Indonesia: One black box of Lion Air jet that crashed in Java Sea recovered
The Indonesian Police identified the first crash victim using fingerprints and dental records, said an official.
One black box from the Lion Air jet that crashed into the Java Sea soon after taking off on Monday has been recovered, AFP reported. All 189 people aboard the flight, which took off from Jakarta and was headed for Pangkal Pinang city on the Bangka Island, are feared dead.
“We found one of the black boxes,” chief of Indonesia’s National Transportation Safety Committee, Soerjanto Tjahjono, was quoted as saying. The black box is crucial as it will help establish the reason for the crash.
“We dug and we got the black box” from debris on the sea floor, a diver named Hendra said, according to Reuters. He said it was orange in colour and intact.
According to CNN, the divers had retrieved the flight data recorder but the cockpit video recorder was still to be found. Both devices are known as black boxes.
National Transportation Safety Commission Deputy Director Haryo Satmiko said it will take two to three weeks to read the data from flight data recorder, and an additional two to three months to analyse it. Satmiko added that “some parts” of the plane’s fuselage had also been found.

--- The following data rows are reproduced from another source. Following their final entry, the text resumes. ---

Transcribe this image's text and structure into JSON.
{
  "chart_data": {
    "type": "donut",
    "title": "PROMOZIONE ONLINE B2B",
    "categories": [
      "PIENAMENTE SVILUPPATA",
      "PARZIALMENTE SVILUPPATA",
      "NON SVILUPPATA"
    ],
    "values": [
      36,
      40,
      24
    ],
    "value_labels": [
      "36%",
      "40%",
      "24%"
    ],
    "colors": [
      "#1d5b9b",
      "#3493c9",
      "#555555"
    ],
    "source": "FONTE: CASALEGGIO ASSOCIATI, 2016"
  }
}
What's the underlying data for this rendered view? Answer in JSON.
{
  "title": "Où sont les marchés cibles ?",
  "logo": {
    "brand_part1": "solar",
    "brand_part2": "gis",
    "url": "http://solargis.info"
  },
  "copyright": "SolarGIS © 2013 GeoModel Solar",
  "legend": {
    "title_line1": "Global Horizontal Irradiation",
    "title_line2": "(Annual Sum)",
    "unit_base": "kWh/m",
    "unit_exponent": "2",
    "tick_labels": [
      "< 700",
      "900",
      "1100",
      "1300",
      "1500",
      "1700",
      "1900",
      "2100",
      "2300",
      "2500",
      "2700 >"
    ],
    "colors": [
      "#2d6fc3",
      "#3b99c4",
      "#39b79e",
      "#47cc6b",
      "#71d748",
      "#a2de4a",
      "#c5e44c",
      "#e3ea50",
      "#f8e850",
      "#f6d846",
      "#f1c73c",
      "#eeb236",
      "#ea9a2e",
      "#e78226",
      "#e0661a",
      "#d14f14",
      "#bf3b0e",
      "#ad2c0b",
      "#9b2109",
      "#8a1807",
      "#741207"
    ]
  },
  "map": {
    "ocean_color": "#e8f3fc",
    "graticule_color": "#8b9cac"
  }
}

Indonesian police on Wednesday identified the first victim three days after the crash, The Guardian reported. The passenger was identified as Jannatun Cintya Dewi, a 24-year-old civil servant working for the energy ministry in Jakarta.
“We have examined 48 body bags of victim remains and we could identify one victim through primary identification, which is fingerprints and dental records,” said Brigadier-General Hudi Suryanto who is in charge of the Automatic Finger Print Identification System.
The disaster victim identification team has taken 152 DNA samples from families to help identify victims.